ATLANTA--(BUSINESS WIRE)--TRANSCEND SERVICES, INC. (NASDAQ: TRCR), a leading provider of clinical documentation services to the U.S. healthcare market, announced today that it is in negotiations to acquire DTS America, Inc. (“DTS”). The transaction is expected to close in April 2011.
Founded in 1995 and headquartered in Nashville, Tennessee, DTS is a medical transcription company that serves approximately 30 hospitals plus a number of clinics and surgery centers in 13 states.
Susan McGrogan, Transcend's President and Chief Operating Officer stated: “DTS has an excellent reputation for customer service, as evidenced by their consistently high rankings in industry surveys. We are confident that we can integrate their operations, provide a great home for the DTS employees and continue to provide excellent service to their customers.”
“In order to continue our ambitious growth plans, DTS needed to find a larger partner that both recognized the value of our employees and was committed to providing excellent customer service,” said Andrew Miller, Jr., Chief Executive Officer of DTS America. “I believe Transcend is the best partner for our employees and clients and I am excited by the capabilities that each of us brings to the other.”
Larry Gerdes, Transcend’s Chief Executive Officer added: “We are excited to have the opportunity to serve DTS’s customers and look forward to being able to offer them a greater array of flexible solutions to meet their clinical documentation needs. The tremendous job that our team has done on the integration of our October 2010 Heartland acquisition has allowed us to consider another acquisition this quickly.”
DTS currently generates approximately $12 million of annual revenue, which is expected to increase Transcend’s annual revenue run rate (based on 4th quarter 2010 results) to approximately $124 million. Transcend intends to acquire DTS by the merger of DTS and a subsidiary of Transcend. The purchase price is expected to be $7.9 million in cash, plus an earn-out of up to $4.2 million payable in cash (if earned) in 2012. No debt will be assumed. The transaction is expected to have a nominal negative impact on 2nd quarter 2011 earnings per share ($0.00 - $0.01 per share) due to transaction costs and to be accretive to earnings per share starting in the third quarter of 2011.
The proposed terms are non-binding and may be modified prior to close. Closing is subject to certain pre-closing conditions, including completion of due diligence and negotiation and execution of a definitive purchase agreement.
Suender M&A Advisors initiated the transaction and is advisor to DTS. Suender M&A Advisors provides merger and acquisition advisory services to medical transcription, medical coding and other health information management companies throughout the United States.

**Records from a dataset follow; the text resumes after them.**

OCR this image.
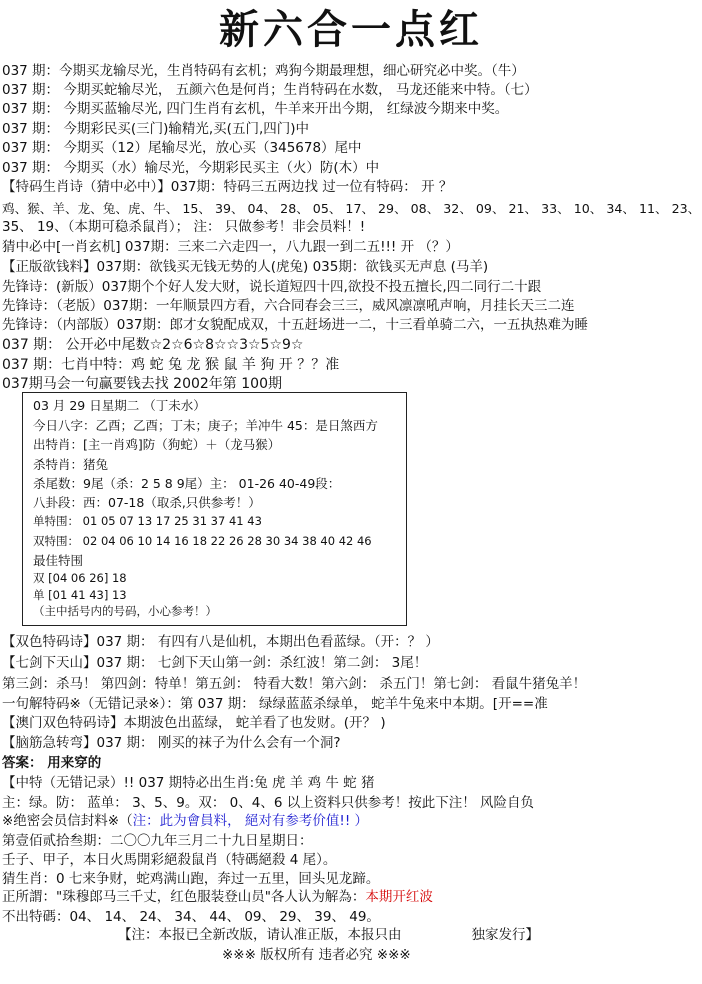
新六合一点红
037 期：今期买龙输尽光，生肖特码有玄机；鸡狗今期最理想，细心研究必中奖。（牛）
037 期： 今期买蛇输尽光， 五颜六色是何肖；生肖特码在水数， 马龙还能来中特。（七）
037 期： 今期买蓝输尽光, 四门生肖有玄机，牛羊来开出今期， 红绿波今期来中奖。
037 期： 今期彩民买(三门)输精光,买(五门,四门)中
037 期： 今期买（12）尾输尽光，放心买（345678）尾中
037 期： 今期买（水）输尽光，今期彩民买主（火）防(木）中
【特码生肖诗（猜中必中）】037期：特码三五两边找 过一位有特码： 开 ？
鸡、猴、羊、龙、兔、虎、牛、 15、 39、 04、 28、 05、 17、 29、 08、 32、 09、 21、 33、 10、 34、 11、 23、
35、 19、（本期可稳杀鼠肖）； 注： 只做参考！非会员料！!
猜中必中[一肖玄机] 037期：三来二六走四一，八九跟一到二五!!! 开 （？）
【正版欲钱料】037期：欲钱买无钱无势的人(虎兔) 035期：欲钱买无声息 (马羊)
先锋诗：(新版）037期个个好人发大财，说长道短四十四,欲投不投五擅长,四二同行二十跟
先锋诗：（老版）037期：一年顺景四方看，六合同春会三三，威风凛凛吼声响，月挂长天三二连
先锋诗：（内部版）037期：郎才女貌配成双，十五赶场进一二，十三看单骑二六，一五执热难为睡
037 期： 公开必中尾数☆2☆6☆8☆☆3☆5☆9☆
037 期：七肖中特：鸡 蛇 兔 龙 猴 鼠 羊 狗 开 ？？准
037期马会一句赢要钱去找 2002年第 100期
03 月 29 日星期二 （丁未水）
今日八字：乙酉；乙酉；丁未；庚子；羊冲牛 45：是日煞西方
出特肖：[主一肖鸡]防（狗蛇）＋（龙马猴）
杀特肖：猪兔
杀尾数：9尾（杀：2 5 8 9尾）主： 01-26 40-49段：
八卦段：西：07-18（取杀,只供参考！）
单特围： 01 05 07 13 17 25 31 37 41 43
双特围： 02 04 06 10 14 16 18 22 26 28 30 34 38 40 42 46
最佳特围
双 [04 06 26] 18
单 [01 41 43] 13
（主中括号内的号码，小心参考！）
【双色特码诗】037 期： 有四有八是仙机，本期出色看蓝绿。（开：？ ）
【七剑下天山】037 期： 七剑下天山第一剑：杀红波！第二剑： 3尾！
第三剑：杀马！ 第四剑：特单！第五剑： 特看大数！第六剑： 杀五门！第七剑： 看鼠牛猪兔羊！
一句解特码※（无错记录※）：第 037 期： 绿绿蓝蓝杀绿单， 蛇羊牛兔来中本期。[开==准
【澳门双色特码诗】本期波色出蓝绿， 蛇羊看了也发财。(开？ )
【脑筋急转弯】037 期： 刚买的袜子为什么会有一个洞?
答案： 用来穿的
【中特（无错记录）!! 037 期特必出生肖:兔 虎 羊 鸡 牛 蛇 猪
主：绿。防： 蓝单： 3、5、9。双： 0、4、6 以上资料只供参考！按此下注！ 风险自负
※绝密会员信封料※（注：此为會員料， 絕对有参考价值!! ）
第壹佰贰拾叁期：二〇〇九年三月二十九日星期日：
壬子、甲子，本日火馬開彩絕殺鼠肖（特碼絕殺 4 尾）。
猜生肖：0 七来争财，蛇鸡满山跑，奔过一五里，回头见龙蹄。
正所謂："珠穆郎马三千丈，红色服装登山员"各人认为解為：本期开红波
不出特碼：04、 14、 24、 34、 44、 09、 29、 39、 49。
【注：本报已全新改版，请认准正版，本报只由	独家发行】
※※※ 版权所有 违者必究 ※※※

About Transcend Services, Inc.
Transcend Services is a leading provider of clinical documentation solutions for healthcare organizations. The company’s high-quality transcription services – along with leading data extraction and reporting tools – provide critical data needed to document patient encounters and help drive clinical decision making. Transcend provides clients with exceptional quality, turnaround time and service so that they can focus on what matters most – their patients. For more information, visit www.transcendservices.com.
Safe Harbor Statement
This press release contains certain "forward-looking statements" within the meaning of Section 27A of the Securities Act of 1933 and Section 21E of the Securities Exchange Act of 1934, that represent our expectations, anticipations or beliefs about future events, including our ability to complete the merger of DTS on the terms and in the time frame set forth herein or at all, operating results, financial condition, liquidity, expenditures, and compliance with legal and regulatory requirements. For this purpose, any statements that are not statements of historical fact may be deemed to be forward-looking statements. These statements involve risks and uncertainties that could cause actual results to differ materially depending on a variety of important factors. Factors that might cause or contribute to such differences include, but are not limited to, the results of our due diligence and other factors that could affect our ability to close the DTS transaction, competitive pressures, extraordinary expenses, loss of significant customers, the mix of revenue, changes in pricing policies, delays in revenue recognition, challenges encountered in integrating acquired businesses, increased regulatory burdens, lower-than-expected demand for the Company's products and services, business conditions in the integrated health care delivery network market, adverse general economic conditions, and the risk factors detailed in our periodic, quarterly and annual reports on Forms 8-K, 10-Q and 10-K that we file with the Securities Exchange Commission ("SEC") from time to time. With respect to such forward-looking statements, we claim protection under the Private Securities Litigation Reform Act of 1995. Our SEC filings are available from us, and also may be examined at public reference facilities maintained by the SEC or, to the extent filed via EDGAR, accessed through the website of the SEC (http://www.sec.gov). In addition, factors that we are not currently aware of could harm our future operating results. You are cautioned not to place undue reliance on forward-looking statements, which speak only as of the date of this press release. There can be no guarantee that the proposed merger of DTS will occur. We undertake no obligation to update this release or the forward-looking statements contained herein to reflect events or circumstances after the date of this press release.